It generated the SQL query and completed the task in three attempts (see the bottom of the image). This means it generated an initial query to solve the task, executed it in a sandbox, encountered an error, fixed it, encountered another error, fixed it again, and finally produced a working SQL query and returned the execution result.
You can review the entire process step by step. By comparing the “Execution Result” with “Your Current DB Tables,” you can verify whether the query behaves as expected. We plan to further automate this verification process to assist users with validation. For more details, please visit
Roadmap page.
And as you can see this method isolates the task and uses only required tables and columns. This was the main purpose of using the sandbox.
Tip: If you didn't get the result you expected (in "current db tables", in mock schema generation, in "Execution result"), spent 2-3 mins to understand, if you see that it differs a lot, just start New Chat and ask again the same prompt.

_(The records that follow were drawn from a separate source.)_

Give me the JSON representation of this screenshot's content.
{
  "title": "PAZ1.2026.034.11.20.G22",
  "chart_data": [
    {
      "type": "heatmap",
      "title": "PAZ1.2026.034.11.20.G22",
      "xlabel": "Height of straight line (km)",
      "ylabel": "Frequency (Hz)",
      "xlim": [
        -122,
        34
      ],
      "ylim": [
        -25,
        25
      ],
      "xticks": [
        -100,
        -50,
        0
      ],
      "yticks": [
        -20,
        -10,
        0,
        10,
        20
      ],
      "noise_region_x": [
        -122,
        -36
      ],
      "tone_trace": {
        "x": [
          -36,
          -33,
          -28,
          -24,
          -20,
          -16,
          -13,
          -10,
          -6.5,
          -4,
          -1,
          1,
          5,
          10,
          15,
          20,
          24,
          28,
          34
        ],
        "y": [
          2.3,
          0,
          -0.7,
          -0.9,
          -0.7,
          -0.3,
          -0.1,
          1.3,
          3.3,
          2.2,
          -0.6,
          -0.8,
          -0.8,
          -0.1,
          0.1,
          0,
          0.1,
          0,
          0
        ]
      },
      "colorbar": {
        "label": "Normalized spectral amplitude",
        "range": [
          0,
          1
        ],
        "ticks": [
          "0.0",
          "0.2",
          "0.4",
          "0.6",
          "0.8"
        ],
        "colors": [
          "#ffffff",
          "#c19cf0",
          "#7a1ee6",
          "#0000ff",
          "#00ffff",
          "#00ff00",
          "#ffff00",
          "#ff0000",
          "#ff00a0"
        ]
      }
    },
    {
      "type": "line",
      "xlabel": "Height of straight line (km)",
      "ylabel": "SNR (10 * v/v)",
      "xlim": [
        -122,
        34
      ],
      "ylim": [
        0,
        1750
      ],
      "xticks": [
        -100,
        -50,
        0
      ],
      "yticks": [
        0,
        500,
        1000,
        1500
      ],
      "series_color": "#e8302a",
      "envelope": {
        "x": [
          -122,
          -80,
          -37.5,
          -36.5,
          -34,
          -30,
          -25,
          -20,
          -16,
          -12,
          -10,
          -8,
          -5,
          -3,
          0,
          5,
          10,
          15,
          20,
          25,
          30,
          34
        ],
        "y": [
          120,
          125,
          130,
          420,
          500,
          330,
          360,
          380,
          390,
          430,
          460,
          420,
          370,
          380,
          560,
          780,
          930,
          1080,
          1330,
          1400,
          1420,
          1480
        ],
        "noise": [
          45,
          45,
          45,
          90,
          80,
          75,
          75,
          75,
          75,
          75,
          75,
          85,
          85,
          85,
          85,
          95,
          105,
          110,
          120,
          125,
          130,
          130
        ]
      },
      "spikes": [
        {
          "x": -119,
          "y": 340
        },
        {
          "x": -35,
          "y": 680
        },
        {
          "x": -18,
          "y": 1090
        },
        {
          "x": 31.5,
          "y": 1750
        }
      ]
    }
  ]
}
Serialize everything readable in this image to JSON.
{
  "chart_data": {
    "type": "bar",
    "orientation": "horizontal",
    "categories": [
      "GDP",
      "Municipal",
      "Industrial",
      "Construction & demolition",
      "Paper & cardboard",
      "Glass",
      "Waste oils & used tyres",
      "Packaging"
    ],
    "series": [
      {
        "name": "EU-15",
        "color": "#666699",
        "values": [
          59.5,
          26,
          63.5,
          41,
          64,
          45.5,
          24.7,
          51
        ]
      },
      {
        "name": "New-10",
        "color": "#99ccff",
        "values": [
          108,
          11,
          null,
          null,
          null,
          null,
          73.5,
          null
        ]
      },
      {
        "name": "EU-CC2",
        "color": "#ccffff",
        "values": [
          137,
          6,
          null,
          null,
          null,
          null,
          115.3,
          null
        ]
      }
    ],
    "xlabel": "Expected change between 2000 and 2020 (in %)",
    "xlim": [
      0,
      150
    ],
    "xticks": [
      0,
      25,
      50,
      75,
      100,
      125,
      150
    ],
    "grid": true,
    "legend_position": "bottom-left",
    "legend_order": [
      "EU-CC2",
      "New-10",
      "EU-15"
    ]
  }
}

Another Tip: If you will give a super complex task, even with 50 New chat itterations you can not get the expected result. In this case please decompose task into smaller parts by yourself and give each part separately to QueryVerify. It will require you to build entire final query by yourself, but it will be much faster and you will be sure that each part is working as expected. To understand is it complex or not, just try 3,4 New chat iterations and see if it works.
Instead of Scientific results
We have tested the `How to check if all {pattern}_id foreign columns have indexes or not through all tables` complex prompt with nano models and it was performed successfully in 2 iterations (with 1 error). That means this technique can be used to generate working SQL queries efficiently.